Ce matin, la Règle s’intéresse aux Laudes du dimanche. Nos propres Laudes s’en inspirent beaucoup. Mais nous pouvons nous laisser surprendre en découvrant le psaume 50 dans les Laudes du jour du Seigneur, Jour de la Résurrection, et de plus avec alléluia !

C’est ce psaume 50 que je vous invite à méditer pour notre temps de prière, en union avec la situation douloureuse que vit notre Eglise et surtout la souffrance de tant de victimes ; il ne faut sans doute pas trop vite atteindre déjà le bonheur de Sion et voir relevés les murs de Jérusalem. Comme le recommande la CIASE, il est nécessaire de prendre le temps d’écouter ce qu’ont pu vivre ces personnes vivement blessées dans leur chair, meurtries dans leur dignité ; pleurer avec elles, pleurer avec l’Eglise qui n’a pas su prendre la mesure du mal et est restée sidérée. Prendre le temps de demeurer avec un cœur brisé et broyé. Rejoindre ainsi ceux et celles dont la vie a été broyée, brisée.

Nous savons le contexte de ce psaume 50 attribué à David, suite à sa faute avec Bethsabée et le meurtre inique et habilement masqué d’Urie. Comment un homme dont la grandeur d’âme était si haute – rappelons-nous son attitude envers le roi Saül – comment a-t-il pu se laisser ainsi aveuglé par sa convoitise et sa lâcheté ? De cette faute, ces fautes, David n’en aura pris conscience que grâce au prophète Nathan et à « la parabole du pauvre et de son unique brebis ». (cf Ps 50,1 et 2ème livre de Samuel  chapitres 11-12) David s’est alors sincèrement repenti. C’est là aussi sa grandeur. Il a reconnu sa faiblesse, son péché, il a jeûné, il a prié, il a supplié. Nous sommes dans la même situation.

Notre Eglise a besoin de ce temps de silence, de prière, de prise de conscience de sa faiblesse, de son péché, de se laisser renouveler par le Seigneur. Elle ne doit jamais abandonner son dialogue avec le Seigneur comme le fait le psalmiste. Elle doit s’en remettre à lui. Tout le mouvement du psaume invite à cette remise totale à Dieu qui, seul Juste juge, purifie, lave, efface, enlève, crée. Avec l’Eglise, pour l’Eglise, vivons ce temps devant Dieu.

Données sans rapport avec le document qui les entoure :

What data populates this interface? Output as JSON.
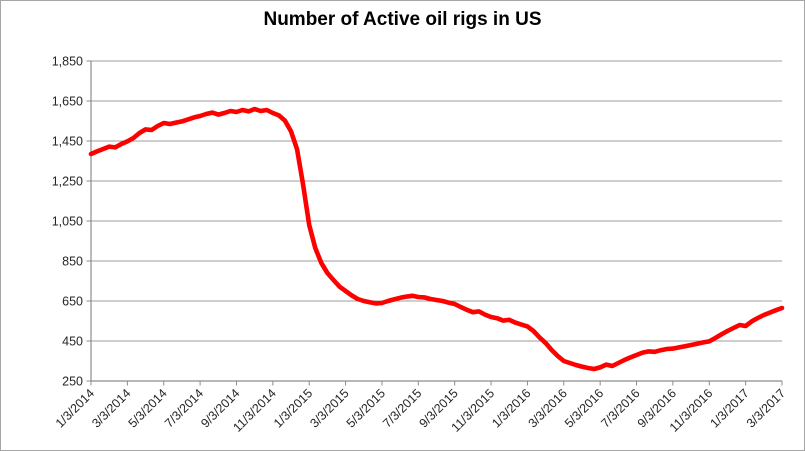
{
  "chart_data": {
    "type": "line",
    "title": "Number of Active oil rigs in US",
    "xlabel": "",
    "ylabel": "",
    "ylim": [
      250,
      1850
    ],
    "y_ticks": [
      250,
      450,
      650,
      850,
      1050,
      1250,
      1450,
      1650,
      1850
    ],
    "x_tick_labels": [
      "1/3/2014",
      "3/3/2014",
      "5/3/2014",
      "7/3/2014",
      "9/3/2014",
      "11/3/2014",
      "1/3/2015",
      "3/3/2015",
      "5/3/2015",
      "7/3/2015",
      "9/3/2015",
      "11/3/2015",
      "1/3/2016",
      "3/3/2016",
      "5/3/2016",
      "7/3/2016",
      "9/3/2016",
      "11/3/2016",
      "1/3/2017",
      "3/3/2017"
    ],
    "grid": "horizontal-only",
    "legend": "none",
    "series": [
      {
        "name": "Active oil rigs",
        "color": "#fe0000",
        "values": [
          1385,
          1398,
          1410,
          1422,
          1418,
          1435,
          1448,
          1465,
          1490,
          1508,
          1505,
          1525,
          1540,
          1535,
          1542,
          1548,
          1558,
          1568,
          1575,
          1585,
          1592,
          1582,
          1590,
          1600,
          1595,
          1605,
          1598,
          1610,
          1600,
          1605,
          1590,
          1578,
          1552,
          1498,
          1408,
          1230,
          1030,
          915,
          840,
          790,
          755,
          722,
          700,
          678,
          660,
          650,
          644,
          638,
          640,
          650,
          658,
          666,
          672,
          676,
          670,
          668,
          660,
          655,
          650,
          642,
          635,
          620,
          606,
          594,
          598,
          582,
          570,
          564,
          552,
          556,
          542,
          532,
          523,
          500,
          468,
          440,
          405,
          375,
          350,
          340,
          330,
          322,
          315,
          310,
          318,
          332,
          325,
          340,
          355,
          368,
          380,
          392,
          398,
          396,
          404,
          410,
          412,
          418,
          424,
          430,
          436,
          443,
          448,
          465,
          483,
          500,
          515,
          530,
          525,
          548,
          565,
          580,
          592,
          604,
          615
        ]
      }
    ]
  },
  "colors": {
    "line": "#fe0000",
    "gridline": "#9e9e9e",
    "axis": "#8c8c8c",
    "tick_text": "#262626",
    "title_text": "#000000",
    "frame_border": "#a6a6a6",
    "background": "#ffffff"
  }
}
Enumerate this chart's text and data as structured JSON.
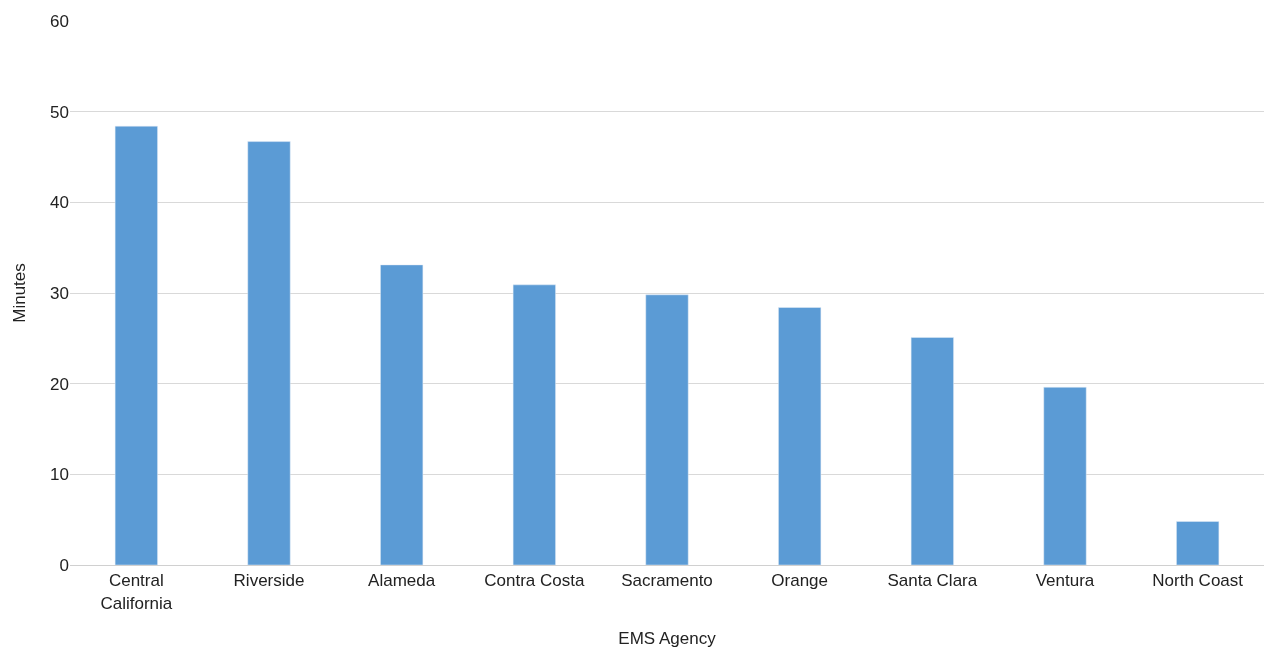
{
  "chart_data": {
    "type": "bar",
    "xlabel": "EMS Agency",
    "ylabel": "Minutes",
    "categories": [
      "Central California",
      "Riverside",
      "Alameda",
      "Contra Costa",
      "Sacramento",
      "Orange",
      "Santa Clara",
      "Ventura",
      "North Coast"
    ],
    "values": [
      48.4,
      46.7,
      33.1,
      30.9,
      29.8,
      28.4,
      25.1,
      19.6,
      4.8
    ],
    "color": "#5b9bd5",
    "ylim": [
      0,
      60
    ],
    "yticks": [
      0,
      10,
      20,
      30,
      40,
      50,
      60
    ],
    "grid": "y",
    "legend": false
  }
}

Joseph Ratzinger a pu parler de la sainteté si peu sainte de l’Eglise (dans son livre : « La foi chrétienne hier et aujourd’hui » p.246) : « C’est vraiment la sainteté du Seigneur qui est présente dans l’Eglise. C’est une sainteté qui éclate et se manifeste comme sainteté du Christ au milieu du péché de l’Eglise. L’extraordinaire interférence de fidélité de la part de Dieu et d’infidélité de la part de l’homme, qui caractérise la structure de l’Eglise, est comme la forme dramatique de la grâce… L’Eglise n’est-elle pas simplement le prolongement de cette insertion de Dieu dans la misère humaine, n’est-elle pas simplement la continuation de la communauté de table avec les pécheurs, de cette solidarité qui lui fait partager la détresse du péché au point de s’anéantir en elle ? Dans cette sainteté si peu sainte de l’Eglise ne voit-on pas se manifester, en face de l’attente humaine de pureté, la véritable sainteté de Dieu, qui est amour, un amour qui ne se tient pas à distance dans une pureté intouchable, mais qui se mêle à la boue du monde pour la surmonter ? J’avoue que pour moi cette sainteté si peu sainte de l’Eglise a quelque chose d’infiniment consolant. Car ne faudrait-il pas désespérer devant une sainteté qui serait immaculée et ne pourrait agir sur nous qu’en jugeant et en brûlant ? » 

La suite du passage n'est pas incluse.